Lunch Summary (1 serving(s))
Lunch
119 mg/dL
avg. peak value
Usually causes a medium spike
Avg. Food Score on Ultrahuman App
Ultrahuman Users got an UNSTABLE response
How to consume Lunch Summary without glucose spikes
Portion Control
Start by eating smaller portions to reduce the overall impact of carbohydrates on your blood sugar levels. This can help in preventing a spike after meals.
Include Fiber-Rich Foods
Incorporate more fiber-rich foods such as lentils, beans, and whole grains like barley and quinoa. Fiber can slow down digestion and the absorption of sugar.
Choose Whole Fruits
Opt for whole fruits like apples, pears, and berries, which provide natural sugars along with beneficial fiber.
Add Healthy Fats
Include healthy fats from sources like avocados, nuts, and seeds.

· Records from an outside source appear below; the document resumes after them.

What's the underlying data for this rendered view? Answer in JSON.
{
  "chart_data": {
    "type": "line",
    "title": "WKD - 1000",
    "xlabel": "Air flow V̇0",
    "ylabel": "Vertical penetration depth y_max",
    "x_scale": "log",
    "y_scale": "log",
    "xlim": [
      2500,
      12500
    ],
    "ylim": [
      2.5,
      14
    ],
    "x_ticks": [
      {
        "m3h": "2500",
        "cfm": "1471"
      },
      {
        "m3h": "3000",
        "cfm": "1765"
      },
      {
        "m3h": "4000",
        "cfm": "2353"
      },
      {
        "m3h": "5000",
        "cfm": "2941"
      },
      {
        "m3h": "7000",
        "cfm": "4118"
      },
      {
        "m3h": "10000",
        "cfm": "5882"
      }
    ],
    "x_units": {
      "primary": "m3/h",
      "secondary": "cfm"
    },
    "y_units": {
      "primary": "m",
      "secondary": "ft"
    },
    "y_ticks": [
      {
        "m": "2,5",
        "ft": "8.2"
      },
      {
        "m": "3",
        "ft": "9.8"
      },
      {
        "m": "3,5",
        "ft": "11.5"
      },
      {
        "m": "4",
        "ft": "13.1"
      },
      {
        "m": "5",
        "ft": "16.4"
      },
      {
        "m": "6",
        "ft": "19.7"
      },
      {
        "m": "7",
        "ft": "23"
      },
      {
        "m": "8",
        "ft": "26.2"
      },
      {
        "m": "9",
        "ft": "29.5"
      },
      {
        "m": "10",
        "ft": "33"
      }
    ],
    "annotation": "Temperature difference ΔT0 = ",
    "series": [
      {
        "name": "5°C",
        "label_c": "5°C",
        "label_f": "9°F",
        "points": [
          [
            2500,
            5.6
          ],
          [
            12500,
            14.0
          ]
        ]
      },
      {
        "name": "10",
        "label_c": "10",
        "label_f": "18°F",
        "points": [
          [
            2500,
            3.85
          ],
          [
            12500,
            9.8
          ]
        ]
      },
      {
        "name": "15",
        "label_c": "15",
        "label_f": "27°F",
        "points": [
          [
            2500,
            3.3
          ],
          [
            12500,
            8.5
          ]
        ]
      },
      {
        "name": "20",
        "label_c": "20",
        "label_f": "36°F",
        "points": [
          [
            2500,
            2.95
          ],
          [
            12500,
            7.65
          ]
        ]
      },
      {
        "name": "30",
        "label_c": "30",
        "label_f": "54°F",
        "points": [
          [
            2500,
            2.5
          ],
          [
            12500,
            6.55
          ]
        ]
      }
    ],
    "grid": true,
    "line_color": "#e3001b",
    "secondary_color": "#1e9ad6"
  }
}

Fats can help slow down the digestion of carbohydrates and prevent rapid spikes.
Protein Pairing
Ensure that your lunch includes a good source of protein, such as chicken, tofu, or fish, which can help stabilize blood sugar levels.
Non-Starchy Vegetables
Fill your plate with non-starchy vegetables like spinach, broccoli, and bell peppers. These are low in carbohydrates and high in nutrients and fiber.
Stay Hydrated
Drink plenty of water throughout the day, as staying hydrated can aid in controlling blood sugar levels.
Mindful Eating
Practice mindful eating by chewing slowly and savoring each bite. This can lead to better digestion and more controlled blood sugar levels.
Vinegar Addition
Consider adding a small amount of vinegar (such as apple cider vinegar) to your meals, as it may help in modulating blood sugar levels.
Regular Activity
After eating, try to engage in a short walk or some light physical activity to help your body utilize the glucose more effectively.